Carl Sandburg: 1878-1967

Carl Sandburg was born in Galesburg, Illinois, on January 6, 1878. His parents had emigrated to America from Sweden. The Sandburgs were very poor; Carl left school at the age of thirteen to work odd jobs, from laying bricks to dishwashing, in order to support his family.

Sandburg worked his way through school, where he attracted the attention of a professor, who not only encouraged Sandburg's writing, but paid for the publication of his first volume of poetry.

After college, Sandburg moved to Milwaukee, where he worked as an advertising writer and a newspaper reporter. There he met and married Lillian Steichen, sister of the photographer Edward Steichen. The Sandburgs soon moved to Chicago, where Carl became an editorial writer for the Chicago Daily News.

He established his reputation as a poet with Chicago Poems (1916), and then Cornhuskers (1918).
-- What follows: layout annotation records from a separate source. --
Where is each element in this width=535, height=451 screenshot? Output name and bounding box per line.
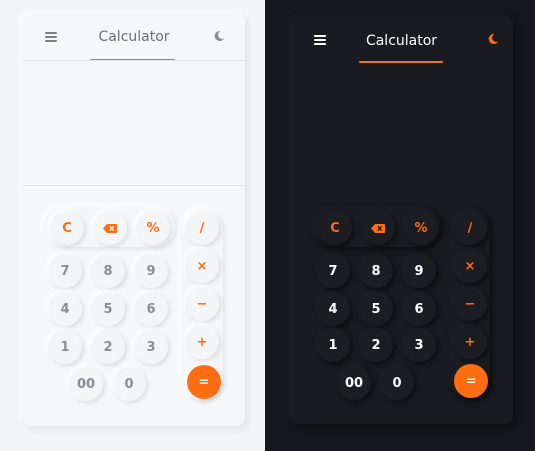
page-title: Calculator — [365, 33, 438, 49]
light-theme-panel: Calculator C % / × − + = 7 8 9 4 5 6 1 2… — [0, 0, 265, 451]
clear-button[interactable]: C — [318, 211, 352, 245]
digit-6-button[interactable]: 6 — [402, 292, 436, 326]
header: Calculator — [23, 14, 245, 60]
divide-button[interactable]: / — [453, 211, 487, 245]
minus-button[interactable]: − — [185, 287, 219, 321]
digit-2-button[interactable]: 2 — [91, 330, 125, 364]
digit-0-button[interactable]: 0 — [112, 367, 146, 401]
digit-8-button[interactable]: 8 — [91, 254, 125, 288]
multiply-button[interactable]: × — [453, 249, 487, 283]
digit-0-button[interactable]: 0 — [380, 366, 414, 400]
multiply-button[interactable]: × — [185, 249, 219, 283]
plus-button[interactable]: + — [185, 325, 219, 359]
digit-1-button[interactable]: 1 — [48, 330, 82, 364]
header: Calculator — [290, 16, 513, 62]
digit-7-button[interactable]: 7 — [316, 254, 350, 288]
equals-button[interactable]: = — [187, 365, 221, 399]
divide-button[interactable]: / — [185, 211, 219, 245]
digit-1-button[interactable]: 1 — [316, 328, 350, 362]
backspace-icon — [371, 223, 385, 233]
dark-theme-panel: Calculator C % / × − + = 7 8 9 4 5 6 1 2… — [265, 0, 535, 451]
digit-6-button[interactable]: 6 — [134, 292, 168, 326]
moon-icon[interactable] — [213, 30, 225, 42]
digit-7-button[interactable]: 7 — [48, 254, 82, 288]
plus-button[interactable]: + — [453, 325, 487, 359]
double-zero-button[interactable]: 00 — [337, 366, 371, 400]
digit-3-button[interactable]: 3 — [134, 330, 168, 364]
header-divider — [23, 60, 245, 61]
backspace-button[interactable] — [361, 211, 395, 245]
backspace-button[interactable] — [93, 211, 127, 245]
clear-button[interactable]: C — [50, 211, 84, 245]
display-divider — [23, 185, 245, 186]
digit-9-button[interactable]: 9 — [402, 254, 436, 288]
calculator-card-light: Calculator C % / × − + = 7 8 9 4 5 6 1 2… — [23, 14, 245, 426]
backspace-icon — [103, 223, 117, 233]
calculator-card-dark: Calculator C % / × − + = 7 8 9 4 5 6 1 2… — [290, 16, 513, 424]
digit-5-button[interactable]: 5 — [91, 292, 125, 326]
digit-4-button[interactable]: 4 — [316, 292, 350, 326]
digit-2-button[interactable]: 2 — [359, 328, 393, 362]
digit-9-button[interactable]: 9 — [134, 254, 168, 288]
equals-button[interactable]: = — [454, 364, 488, 398]
digit-3-button[interactable]: 3 — [402, 328, 436, 362]
title-underline — [359, 61, 443, 63]
minus-button[interactable]: − — [453, 287, 487, 321]
percent-button[interactable]: % — [404, 211, 438, 245]
page-title: Calculator — [98, 29, 170, 45]
digit-4-button[interactable]: 4 — [48, 292, 82, 326]
double-zero-button[interactable]: 00 — [69, 367, 103, 401]
moon-icon[interactable] — [487, 33, 499, 45]
percent-button[interactable]: % — [136, 211, 170, 245]
digit-5-button[interactable]: 5 — [359, 292, 393, 326]
digit-8-button[interactable]: 8 — [359, 254, 393, 288]
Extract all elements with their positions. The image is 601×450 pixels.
In the twenties, he started some of his most ambitious projects, including his study of Abraham Lincoln.

In 1928 the Sandburgs moved to Harbert, Michigan, and in 1943, seeking a mild climate, the family moved again, this time to Connemara, a farm in Flat Rock, North Carolina, where Sandburg lived the rest of his life, He worked as a farmer and writer, raising goats and singing folksongs.

Carl Sandburg died on July 22, 1967.